Where are they?

And when they could not get near him because of the crowd, they removed the roof above him; and when they had made an opening, they let down the pallet on which the paralytic lay. And when Jesus saw their faith, he said to the paralytic, "My son, your sins are forgiven." Mk 2:3-5

Far too often we think of our spiritual journey during Great Lent as an individual’s journey. Sure, we do common things like fasting and participating in worship, but for the most part we look at how we as individuals can grow in our own beliefs and faith. The gospel reading on the Second Sunday of Great Lent cautions us that our spiritual journey is not a solo journey; our family, friends, and fellow parishioners take this journey with us. They walk side by side with us. They pray with us. They support us in our struggles and likewise we support them.
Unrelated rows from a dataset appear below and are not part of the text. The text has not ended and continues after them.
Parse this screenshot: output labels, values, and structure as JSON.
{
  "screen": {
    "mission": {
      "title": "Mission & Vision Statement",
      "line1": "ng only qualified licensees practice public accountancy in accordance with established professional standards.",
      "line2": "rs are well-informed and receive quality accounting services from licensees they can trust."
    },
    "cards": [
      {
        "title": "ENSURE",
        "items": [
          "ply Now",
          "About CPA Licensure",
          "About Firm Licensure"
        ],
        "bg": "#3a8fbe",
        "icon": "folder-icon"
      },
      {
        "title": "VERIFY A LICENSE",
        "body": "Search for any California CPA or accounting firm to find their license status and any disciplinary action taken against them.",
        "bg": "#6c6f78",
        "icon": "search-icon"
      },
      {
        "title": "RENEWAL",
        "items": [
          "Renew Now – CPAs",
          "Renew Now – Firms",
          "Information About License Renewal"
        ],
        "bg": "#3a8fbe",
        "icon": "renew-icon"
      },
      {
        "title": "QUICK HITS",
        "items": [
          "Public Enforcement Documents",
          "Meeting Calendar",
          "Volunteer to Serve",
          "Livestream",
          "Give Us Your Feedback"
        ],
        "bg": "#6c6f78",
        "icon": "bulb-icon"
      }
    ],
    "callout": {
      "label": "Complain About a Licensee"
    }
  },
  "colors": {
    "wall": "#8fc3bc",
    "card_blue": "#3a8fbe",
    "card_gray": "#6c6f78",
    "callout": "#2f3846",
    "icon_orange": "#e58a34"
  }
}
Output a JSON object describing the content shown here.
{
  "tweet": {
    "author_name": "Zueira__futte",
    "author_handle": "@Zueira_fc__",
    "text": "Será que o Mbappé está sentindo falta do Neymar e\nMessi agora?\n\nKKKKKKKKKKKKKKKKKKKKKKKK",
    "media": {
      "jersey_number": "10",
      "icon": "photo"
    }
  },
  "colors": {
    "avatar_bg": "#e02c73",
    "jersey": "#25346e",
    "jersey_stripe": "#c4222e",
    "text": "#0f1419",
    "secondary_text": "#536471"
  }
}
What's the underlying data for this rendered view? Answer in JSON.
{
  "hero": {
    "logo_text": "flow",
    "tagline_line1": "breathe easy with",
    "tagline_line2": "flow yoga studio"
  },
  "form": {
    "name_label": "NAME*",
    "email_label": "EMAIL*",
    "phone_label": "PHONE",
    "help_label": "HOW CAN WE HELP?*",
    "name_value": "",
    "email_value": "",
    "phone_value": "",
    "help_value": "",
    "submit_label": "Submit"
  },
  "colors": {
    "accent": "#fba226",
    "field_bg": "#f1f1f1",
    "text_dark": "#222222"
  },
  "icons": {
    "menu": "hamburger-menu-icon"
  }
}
This is made evident in today’s gospel reading. The paralytic was not by himself. He had people helping him. They not only carried him to the home in which Jesus was teaching, but made sure that he could hear the message Jesus was offering to all the people who had gathered to listen to him… in the house, in the doorway, and outside. So great was the crowd that the only way the paralytic was able to get close to Christ was for those who were with him to climb up on the roof of the home, lift him up on his pallet, take off the roof, and lower him in. ‘They’ become the venue for this paralytic to hear this man speak and to experience his compassion. ‘They’ and ‘their faith’ become the means by which Christ forgives the man of his sins and ultimately heals him of his physical infirmity silencing the scribes and their accusations. ‘They’ and ‘their’ faith (vs 5) in God help this man and help reveal the power and authority of God who is with them. ‘They’ help us understand the name heralded by the angels at the Nativity, ‘Emmanuel -- God is with us.’

We are the ‘They’ for one another. We are the ones who help each other when we are unable to hear or understand the Word of God. We are the ones who offer each other forgiveness and allow one another to feel the true presence of God’s love, compassion, and mercy. We lift up one another and lower ourselves in humility.

So, the next time you think of yourself as someone on the outskirts of the faith or the community, or lacking gifts that can benefit someone else’s faith, remember that you are the one who can carry, or lift, or remove, or lower someone else to be closer to Christ. You help share the burdens each of us bears, not because we expect anything in return, but out of our love and hope for one another in Christ. By sharing of self for someone else we unwittingly strengthen our own faith and give witness to the grace of the Holy Spirit that abounds. We too are healed.